Uno de los errores más imperdonables que ha cometido la izquierda (clave para explicar su derrota) es regalar al enemigo la capacidad de nombrar las cosas, de dibujar el campo y de repartir juego. De hecho, una de las constantes que recorren la obra de Fernández Liria es la exigencia de no regalar al enemigo esas palabras que forjó todo el pensamiento de la Ilustración y que constituyen, de un modo irrenunciable, auténticas conquistas de la razón humana. Mientras los liberales repartían juego y se quedaban con cartas como libertad y Estado de derecho, una legión de pensadores perezosos o cobardes aceptaban el carácter burgués de esas cosas (chapoteando en un charco teórico en el que no había forma de distinguir entre libertad, derecho, mercado y capitalismo) y se afanaban por inventar cosas mejores. ¿Para qué reivindicar el “derecho” o la “ciudadanía” si se podía defender la “dictadura del proletariado”, y hacerlo sin competencia, sin miedo a que nadie te robase las ideas? De hecho, esta pereza teórica o esta cobardía solía presentarse con cierta soberbia: en vez de reconocer un hecho obvio —son cartas malas y por eso nadie las quiere, porque son cartas con las que se pierde siempre— se intentaba apelar a la marginalidad misma (gracias, sin duda, a buenas dosis de superioridad moral) como prueba suficiente, por sí sola, del carácter “inasimilable para el sistema” de ese modo de hablar.

Esta soledad de Fernández Liria durante las últimas décadas se explica en gran medida por una confluencia delirante de intereses entre liberalismo económico y ortodoxia marxista a la hora de pensar la Ilustración y la Revolución francesa. Por un lado, el liberalismo, consciente de la importancia política de la batalla que se jugaba ahí, intentó siempre apropiarse de esas palabras que constituían auténticas conquistas de la razón.
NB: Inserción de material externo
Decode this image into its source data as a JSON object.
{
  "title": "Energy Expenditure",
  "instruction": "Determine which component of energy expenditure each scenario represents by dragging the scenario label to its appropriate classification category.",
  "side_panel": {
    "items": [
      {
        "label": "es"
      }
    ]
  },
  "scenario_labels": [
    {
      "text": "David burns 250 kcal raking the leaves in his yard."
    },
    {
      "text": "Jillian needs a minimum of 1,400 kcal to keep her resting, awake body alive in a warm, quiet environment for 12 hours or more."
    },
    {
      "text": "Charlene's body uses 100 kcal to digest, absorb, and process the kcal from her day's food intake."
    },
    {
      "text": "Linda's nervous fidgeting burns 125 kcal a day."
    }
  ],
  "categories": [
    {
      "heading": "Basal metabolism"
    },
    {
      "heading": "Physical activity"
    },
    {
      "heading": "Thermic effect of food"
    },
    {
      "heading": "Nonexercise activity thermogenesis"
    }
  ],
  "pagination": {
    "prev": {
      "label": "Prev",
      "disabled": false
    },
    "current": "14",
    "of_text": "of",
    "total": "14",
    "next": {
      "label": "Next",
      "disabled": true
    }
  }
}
Por otro lado, la ortodoxia marxista, para salvar una supuesta filosofía de la historia (según la cual la sociedad burguesa sería necesariamente superada por la sociedad comunista), decidió entregar esas armas y regalar al liberalismo todas las conquistas del siglo XVIII. Esta claudicación se selló definitivamente cuando se aceptó calificar como “burgués” desde la democracia hasta el derecho, pasando por supuesto por la libertad.

Carlos Fernández Liria lleva muchos años de trabajo audaz y valiente en ese sentido. Contra la corriente principal de la tradición marxista, ha tenido que explicar que sus ideas “mejores” (capaces de superar a las de la Ilustración) eran propuestas basura que, por un lado, nos condenaban siempre a perder y, por otro lado, amenazaban con generar un desaguisado político, jurídico y antropológico de dimensiones descomunales. Durante décadas ha tenido que defender, como un llanero solitario, que “democracia”, “ciudadanía”, “derecho” o “Estado” son palabras nuestras, las palabras necesarias para el cambio y no las palabras que describen el estado de cosas actual; que son palabras que nombran realmente cómo deben ser las cosas, aunque estén muy lejos de nombrar cómo son . Y, obviamente, hace falta mucha inteligencia, audacia y valor para defenderlo casi en solitario: por un lado, contra el espejismo interesado del pensamiento liberal (que, por supuesto, ponía el mayor de los empeños en demostrar que las cosas estaban ya en un “estado democrático y de derecho integrado por ciudadanos libres”) y, por otro lado, contra la “izquierda radical” (sólida o líquida) que, constatando que el estado de cosas actual es manifiestamente mejorable, se rendía antes de empezar y claudicaba en todo ante el enemigo buscando algo mejor que el “estado democrático y de derecho integrado por ciudadanos libres”.